Beyond Optimality to Understanding Neuronal Circuits

I will summarize recent theoretical and experimental work that shows that similar circuit outputs can be produced with highly variable circuit parameters. This work argues that the nervous system of each healthy individual has found a set of different solutions that give ``good enough'' circuit performance. I will use examples from theoretical and experimental studies using the crustacean stomatogastric nervous system to argue that synaptic and intrinsic currents can vary far more than the output of the circuit in which they are found. These data have significant implications for the mechanisms that maintain stable function over the animal's lifetime, and for the kinds of changes that allow the nervous system to recover function after injury. In this kind of complex system, merely collecting mean data from many individuals can lead to significant errors, and it becomes important to measure as many individual network parameters in each individual as possible.

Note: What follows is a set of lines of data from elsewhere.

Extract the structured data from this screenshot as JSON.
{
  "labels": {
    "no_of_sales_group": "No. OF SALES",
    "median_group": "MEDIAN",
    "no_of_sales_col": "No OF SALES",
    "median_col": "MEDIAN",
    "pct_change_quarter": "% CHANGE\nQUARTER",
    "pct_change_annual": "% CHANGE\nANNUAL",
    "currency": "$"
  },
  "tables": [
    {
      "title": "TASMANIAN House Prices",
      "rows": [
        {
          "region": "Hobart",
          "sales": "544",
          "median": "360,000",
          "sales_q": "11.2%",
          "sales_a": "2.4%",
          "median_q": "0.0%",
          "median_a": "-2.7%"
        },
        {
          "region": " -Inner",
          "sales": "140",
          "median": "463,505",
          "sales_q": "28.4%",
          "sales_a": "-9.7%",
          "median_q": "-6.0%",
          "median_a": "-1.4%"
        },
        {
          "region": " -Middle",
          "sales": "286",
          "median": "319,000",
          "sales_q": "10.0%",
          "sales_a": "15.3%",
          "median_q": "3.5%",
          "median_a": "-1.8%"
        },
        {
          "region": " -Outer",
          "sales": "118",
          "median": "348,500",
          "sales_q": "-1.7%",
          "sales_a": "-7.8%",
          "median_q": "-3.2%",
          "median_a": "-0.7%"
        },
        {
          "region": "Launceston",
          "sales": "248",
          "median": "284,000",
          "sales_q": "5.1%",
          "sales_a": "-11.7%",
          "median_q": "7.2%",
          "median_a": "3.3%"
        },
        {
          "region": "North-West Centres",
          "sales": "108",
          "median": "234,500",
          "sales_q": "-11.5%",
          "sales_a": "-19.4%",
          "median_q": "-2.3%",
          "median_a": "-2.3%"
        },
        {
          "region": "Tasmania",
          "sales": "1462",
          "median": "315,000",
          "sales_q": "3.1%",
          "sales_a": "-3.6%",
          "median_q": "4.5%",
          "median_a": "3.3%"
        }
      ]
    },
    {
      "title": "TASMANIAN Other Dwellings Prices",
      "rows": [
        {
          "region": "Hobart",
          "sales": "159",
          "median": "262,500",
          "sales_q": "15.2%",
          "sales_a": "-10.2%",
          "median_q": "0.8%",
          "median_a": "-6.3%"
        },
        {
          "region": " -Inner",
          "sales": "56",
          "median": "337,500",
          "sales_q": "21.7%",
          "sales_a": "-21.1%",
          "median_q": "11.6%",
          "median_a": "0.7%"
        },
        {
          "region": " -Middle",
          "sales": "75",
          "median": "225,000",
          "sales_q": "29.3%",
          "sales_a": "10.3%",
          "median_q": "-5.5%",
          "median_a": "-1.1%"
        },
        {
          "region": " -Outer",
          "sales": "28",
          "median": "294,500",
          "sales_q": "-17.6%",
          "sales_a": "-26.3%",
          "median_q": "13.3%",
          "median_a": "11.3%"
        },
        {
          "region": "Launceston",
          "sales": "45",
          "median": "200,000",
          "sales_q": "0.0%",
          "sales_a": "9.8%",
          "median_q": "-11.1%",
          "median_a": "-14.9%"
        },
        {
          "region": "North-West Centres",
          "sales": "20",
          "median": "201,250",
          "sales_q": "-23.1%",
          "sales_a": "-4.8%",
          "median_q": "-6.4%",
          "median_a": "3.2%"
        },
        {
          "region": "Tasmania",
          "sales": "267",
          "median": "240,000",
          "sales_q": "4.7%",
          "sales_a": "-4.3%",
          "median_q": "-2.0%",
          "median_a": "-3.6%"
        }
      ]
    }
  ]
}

This work raises the question of the extent to which neuromodulation can be constant with underlying circuit parameter variation. To address this question, we construct two cell reciprocally inhibitory circuits using the dynamic clamp from biological GM neurons of the crab stomatogastric ganglion. We then describe the output of the circuits while sweeping through a range of synaptic and intrinsic conductances, first in control saline and then in the presence of serotonin. We find that serotonin extends the ranges of parameters that produce alternating bursting. Moreover, although serotonin's effects are highly robust and significant on the entire population, individual networks respond anomalously. These data demonstrate that while neuromodulation may have robust actions on a population, not all individuals may respond as do the majority. These findings have important implications for evolution.